A related ploy is to deny the nutritional status of individual food groups,
claiming that there are no “good” or “bad” foods, and
that all that matters is balance. So, for example, when the Administration attacked
the WHO’s global anti-obesity initiative, it criticized what it called
the “unsubstantiated focus on ‘good’ and ‘bad’
foods.” Of course, if fruits and vegetables aren’t healthy, then
Coke and chips aren’t unhealthy. While such a strategy is so preposterous
as to be laughable, it is already having real effects. Less than a month after
Cadbury Schweppes, the candy and soda company, gave a multimillion-dollar grant
to the American Diabetes Association, the association’s chief medical
and scientific officer claimed that sugar has nothing to do with diabetes, or
with weight. Industry has also bankrolled front groups like the Center for Consumer
Freedom, an increasingly influential Washington outfit that demonizes public-health
advocates as the “food police” and promotes the industry point of
view.
Meanwhile, public opinion is solidly behind more restrictions on junk food
marketing aimed at children, especially in schools.
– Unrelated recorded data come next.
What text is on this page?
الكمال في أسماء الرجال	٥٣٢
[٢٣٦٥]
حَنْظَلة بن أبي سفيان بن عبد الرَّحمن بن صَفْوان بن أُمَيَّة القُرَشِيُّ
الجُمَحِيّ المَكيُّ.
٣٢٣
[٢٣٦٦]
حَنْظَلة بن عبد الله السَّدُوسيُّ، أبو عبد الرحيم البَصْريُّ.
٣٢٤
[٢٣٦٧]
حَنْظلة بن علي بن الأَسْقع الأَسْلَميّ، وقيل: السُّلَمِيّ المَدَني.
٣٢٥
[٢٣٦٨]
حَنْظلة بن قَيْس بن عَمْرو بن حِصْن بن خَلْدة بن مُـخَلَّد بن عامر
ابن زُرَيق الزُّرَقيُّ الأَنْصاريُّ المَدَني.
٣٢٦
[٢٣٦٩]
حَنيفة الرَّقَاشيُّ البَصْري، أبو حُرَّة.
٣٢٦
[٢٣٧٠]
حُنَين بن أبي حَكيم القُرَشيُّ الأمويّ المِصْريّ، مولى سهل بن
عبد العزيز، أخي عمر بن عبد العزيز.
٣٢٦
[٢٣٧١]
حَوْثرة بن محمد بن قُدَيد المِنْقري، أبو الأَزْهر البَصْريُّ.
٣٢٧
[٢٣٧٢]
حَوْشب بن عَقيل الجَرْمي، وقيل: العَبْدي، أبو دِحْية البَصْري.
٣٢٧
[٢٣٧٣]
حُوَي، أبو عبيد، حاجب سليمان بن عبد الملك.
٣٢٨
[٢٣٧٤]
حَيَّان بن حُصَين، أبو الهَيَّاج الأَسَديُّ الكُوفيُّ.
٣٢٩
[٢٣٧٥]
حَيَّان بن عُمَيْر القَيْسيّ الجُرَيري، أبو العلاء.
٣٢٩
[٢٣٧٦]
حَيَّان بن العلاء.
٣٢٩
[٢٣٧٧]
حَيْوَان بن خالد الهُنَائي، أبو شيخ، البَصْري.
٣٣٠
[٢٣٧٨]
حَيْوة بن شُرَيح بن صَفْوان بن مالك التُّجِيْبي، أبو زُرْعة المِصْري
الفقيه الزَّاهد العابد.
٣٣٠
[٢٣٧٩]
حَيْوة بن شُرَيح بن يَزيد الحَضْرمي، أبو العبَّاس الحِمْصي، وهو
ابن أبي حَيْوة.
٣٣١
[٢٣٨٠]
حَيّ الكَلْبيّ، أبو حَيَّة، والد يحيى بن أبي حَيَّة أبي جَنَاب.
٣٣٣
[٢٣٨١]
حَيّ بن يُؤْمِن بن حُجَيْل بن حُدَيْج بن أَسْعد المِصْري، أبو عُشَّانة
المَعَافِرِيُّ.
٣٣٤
A February Wall Street Journal
poll found that 83 percent of American adults believe “public schools
need to do a better job of limiting children’s access to unhealthy foods
like snack foods, sugary soft drinks and fast food.” Two bills recently
introduced in Congress, Massachusetts Senator Ted Kennedy’s Prevention
of Childhood Obesity Act and Iowa Senator Tom Harkin’s Healthy Lifestyles
and Prevention (HeLP) America Act, both place significant restrictions on the
ability of junk food producers to market in schools.
Interestingly, this is a crossover issue between red and blue states. Concern
about obesity and excessive junk food marketing to kids is shared by people
across the political spectrum, and some conservatives, such as Texas Agriculture
Commissioner Susan Combs and the Eagle Forum’s Phyllis Schlafly, as well
as California Governor Arnold Schwarzenegger, have argued for restricting junk
food marketing to children. This may be one of the reasons New York Senator
Hillary Clinton has once again become vocal on the topic of marketing to children,
although Senator Clinton has called not for government intervention but merely
for industry self-regulation, requesting that the companies “be more responsible
about the effect they are having”—exactly the policy the industry
wants.
A vigorous government response would clearly garner the sympathy of the majority
of Americans. The growing chasm between what the public wants and the Administration’s
protection of the profits of Big Food is a powerful example of the decline of
democracy in this country. Let them eat chips!